When people learn something that doesn’t agree with what they currently know to be true, they may do one of several things. They may change the first idea to fit the newly introduced second idea; they may add another idea to the first two, to bridge the difference; or they may drop either of the two ideas. All of these are reactions to a state called cognitive dissonance, a mental feeling of discomfort or stress that, according to some psychologists, people will do anything to avoid.
A psychologist named Leon Festinger developed the theory of cognitive dissonance in the mid-1950s. He considered a cult that expected aliens to destroy the earth on a particular date and time, and who were deeply invested in this belief.
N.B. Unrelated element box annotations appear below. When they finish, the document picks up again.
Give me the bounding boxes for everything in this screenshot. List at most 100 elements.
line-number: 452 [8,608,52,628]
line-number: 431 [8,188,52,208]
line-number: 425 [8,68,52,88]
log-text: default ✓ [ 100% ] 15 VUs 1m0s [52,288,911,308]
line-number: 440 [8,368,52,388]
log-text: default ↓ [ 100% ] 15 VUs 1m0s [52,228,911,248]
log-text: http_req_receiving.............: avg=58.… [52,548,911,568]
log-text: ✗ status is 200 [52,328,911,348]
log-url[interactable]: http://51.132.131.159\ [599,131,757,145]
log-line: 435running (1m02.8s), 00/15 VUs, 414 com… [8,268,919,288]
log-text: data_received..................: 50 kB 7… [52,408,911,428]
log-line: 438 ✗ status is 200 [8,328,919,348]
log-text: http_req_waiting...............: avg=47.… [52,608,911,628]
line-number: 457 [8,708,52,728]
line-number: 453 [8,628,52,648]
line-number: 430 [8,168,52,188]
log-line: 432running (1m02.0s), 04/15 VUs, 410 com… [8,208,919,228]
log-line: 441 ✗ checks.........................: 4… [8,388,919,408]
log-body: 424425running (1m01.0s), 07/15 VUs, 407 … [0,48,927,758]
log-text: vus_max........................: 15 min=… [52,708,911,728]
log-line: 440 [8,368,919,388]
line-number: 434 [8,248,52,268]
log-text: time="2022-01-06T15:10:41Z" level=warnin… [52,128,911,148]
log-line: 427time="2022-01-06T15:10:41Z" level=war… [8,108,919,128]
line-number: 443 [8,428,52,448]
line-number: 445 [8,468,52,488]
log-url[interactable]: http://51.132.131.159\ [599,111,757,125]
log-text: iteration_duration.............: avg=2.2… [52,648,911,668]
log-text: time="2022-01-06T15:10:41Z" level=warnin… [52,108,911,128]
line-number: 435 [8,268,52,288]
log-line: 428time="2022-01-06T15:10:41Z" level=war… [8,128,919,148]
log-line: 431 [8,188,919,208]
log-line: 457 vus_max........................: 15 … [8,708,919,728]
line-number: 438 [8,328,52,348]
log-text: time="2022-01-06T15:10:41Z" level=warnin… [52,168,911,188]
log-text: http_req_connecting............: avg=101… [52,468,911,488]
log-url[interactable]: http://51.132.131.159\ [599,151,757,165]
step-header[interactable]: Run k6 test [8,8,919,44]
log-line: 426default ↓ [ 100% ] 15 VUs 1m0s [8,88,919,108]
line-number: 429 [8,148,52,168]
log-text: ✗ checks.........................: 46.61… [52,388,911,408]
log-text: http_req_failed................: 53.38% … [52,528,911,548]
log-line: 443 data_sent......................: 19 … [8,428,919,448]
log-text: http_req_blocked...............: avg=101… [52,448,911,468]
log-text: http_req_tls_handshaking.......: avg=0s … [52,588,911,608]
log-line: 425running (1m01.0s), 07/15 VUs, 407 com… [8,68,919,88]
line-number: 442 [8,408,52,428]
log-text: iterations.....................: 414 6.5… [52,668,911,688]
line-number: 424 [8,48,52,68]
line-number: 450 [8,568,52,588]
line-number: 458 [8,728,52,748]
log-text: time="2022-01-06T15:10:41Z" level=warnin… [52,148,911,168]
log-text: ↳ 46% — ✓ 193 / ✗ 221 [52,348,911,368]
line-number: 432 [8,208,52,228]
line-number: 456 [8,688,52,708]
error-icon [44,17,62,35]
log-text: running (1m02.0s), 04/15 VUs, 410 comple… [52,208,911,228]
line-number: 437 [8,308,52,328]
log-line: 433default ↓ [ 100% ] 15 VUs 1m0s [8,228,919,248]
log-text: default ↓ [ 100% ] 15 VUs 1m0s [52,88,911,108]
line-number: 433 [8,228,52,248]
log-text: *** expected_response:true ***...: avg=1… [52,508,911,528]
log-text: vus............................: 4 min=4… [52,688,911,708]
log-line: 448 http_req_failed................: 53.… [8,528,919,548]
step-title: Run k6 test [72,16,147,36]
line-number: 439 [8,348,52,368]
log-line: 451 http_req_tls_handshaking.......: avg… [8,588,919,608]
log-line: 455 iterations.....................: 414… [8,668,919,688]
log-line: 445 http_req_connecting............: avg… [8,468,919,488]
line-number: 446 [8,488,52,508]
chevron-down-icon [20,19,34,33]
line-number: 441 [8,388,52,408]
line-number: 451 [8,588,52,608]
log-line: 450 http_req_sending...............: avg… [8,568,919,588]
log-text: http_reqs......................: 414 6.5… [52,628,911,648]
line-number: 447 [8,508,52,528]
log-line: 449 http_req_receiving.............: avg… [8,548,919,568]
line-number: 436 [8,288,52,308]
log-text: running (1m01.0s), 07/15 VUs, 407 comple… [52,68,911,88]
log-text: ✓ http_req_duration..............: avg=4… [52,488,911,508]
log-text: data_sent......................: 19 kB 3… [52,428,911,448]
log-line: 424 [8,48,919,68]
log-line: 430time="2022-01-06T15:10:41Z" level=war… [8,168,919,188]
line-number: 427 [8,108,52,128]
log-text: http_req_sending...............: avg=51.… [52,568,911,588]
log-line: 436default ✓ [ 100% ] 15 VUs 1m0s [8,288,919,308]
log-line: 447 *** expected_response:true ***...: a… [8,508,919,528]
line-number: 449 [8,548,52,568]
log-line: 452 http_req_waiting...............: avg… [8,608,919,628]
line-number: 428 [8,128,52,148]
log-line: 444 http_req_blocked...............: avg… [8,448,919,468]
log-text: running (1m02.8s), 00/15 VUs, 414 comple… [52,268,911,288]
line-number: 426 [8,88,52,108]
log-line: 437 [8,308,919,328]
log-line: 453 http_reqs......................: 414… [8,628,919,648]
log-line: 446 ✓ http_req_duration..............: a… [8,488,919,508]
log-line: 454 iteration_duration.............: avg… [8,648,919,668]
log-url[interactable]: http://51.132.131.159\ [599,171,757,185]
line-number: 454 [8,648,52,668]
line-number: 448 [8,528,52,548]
When this event failed to happen, the members of the cult did not abandon their original idea, but adjusted it by maintaining that the aliens had not come because God, seeing how devoted this small group of humans was, gave his divine protection to Earth. The group then became more fervent in their beliefs.
The members of this cult were protecting their cognitive consonance, the integrity of their knowledge, by creating a new idea that allowed both their convictions and the material truth of a world not destroyed by aliens to coexist. Most of the things that people know aren’t so closely related. These ideas can operate together simultaneously in a state of cognitive irrelevance that poses no challenges to the mind at all. To think that boy scouts are well-behaved and that mittens are warm are two ideas that, taken together, create no tension, for instance. But if a rude boy scout should happen along, cognitive dissonance occurs. It will be necessary for the mind to resolve this somehow, either by revising the previously-held high opinion of boy scouts, imagining that this boy scout will not be a boy scout for long, or forgetting that the bad boy scout ever existed.
Cognitive dissonance happens every time some new concept varies from a related older one, and that occurs every day. Cognitive dissonance, in fact, is an essential aspect of learning. Much of the time, the intensity of the cognitive dissonance is not great and the tension is easily resolved. When the conflicting notions touch closely on a person’s opinion of himself or of a matter he considers to be of importance, however, cognitive dissonance is most painful.